France delays food price rise for farmers after protests

Country already reeling from street protests over living costs

France, reeling from violent protests over the cost of living, said on Wednesday it will delay until early next year minimum food price rises, incurring the wrath of the main farmers group which called on its members to take to the streets next week.

Agriculture Minister Didier Guillaume blamed the proposed delay, which was to be discussed at a cabinet meeting on Wednesday, on the mass demonstrations which have convulsed the country since November 17.

"This was postponed because of other issues," Guillaume told CNews TV, referring to the widespread protests over fuel taxes which have dominated the government's agenda.

The minister said the decision would now be implemented by the government in January or February, before the end of annual price negotiations with supermarkets that started last month.

The measures, which also include limiting bargain sales, were originally taken in a "field-to-fork" review of the food sector, aimed at raising farmers' income.

An important constituency in French politics, farmers have long complained of being hit by a price war between retailers, which has benefited consumers but hurt producers - and they have sought to have the regulations brought in straightaway.
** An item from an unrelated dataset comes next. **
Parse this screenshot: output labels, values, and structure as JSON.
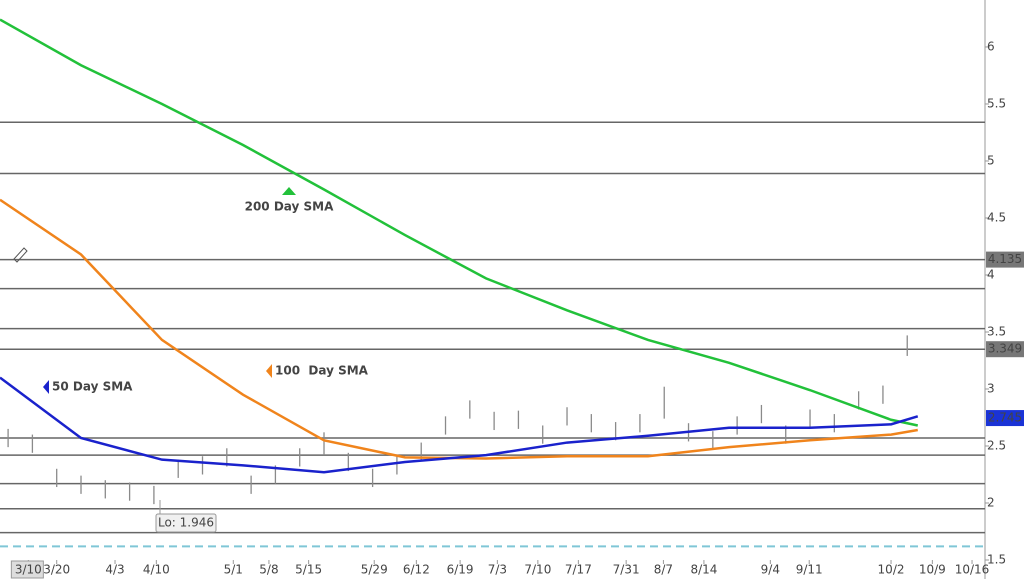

France's largest farm union FNSEA, which says higher minimum food prices will help farm producers struggling on low incomes, warned that farmers would see a delay in the adoption of the measures as a "disastrous signal." Farmers have long complained of being hit by a price war between retailers, which has benefited consumers but hurt producers

FNSEA president Christiane Lambert said farmers would take to the streets next week to ask the government to "keep its promises" and stop imposing excessive taxes on farmers.

The government intends to raise the minimum price threshold on food products by 10 per cent and limit discounts to 34 per cent of a product's price and to 25 per cent of available volumes, with aim of rebalancing trade relations for the financial benefit of farmers.

Analysts say the measures, to be applied for a two-year trial period, would reduce aggressive price competition among French retailers and accelerate food inflation.

However, many retailers said the final impact on consumers' total spending would be minimal.

The broad protests, led by the so-called "yellow vest" movement, began last month with the aim of highlighting the squeeze on household spending brought about by increased taxes on fuel but have tapped into a growing discontent over President Emmanuel Macron's leadership.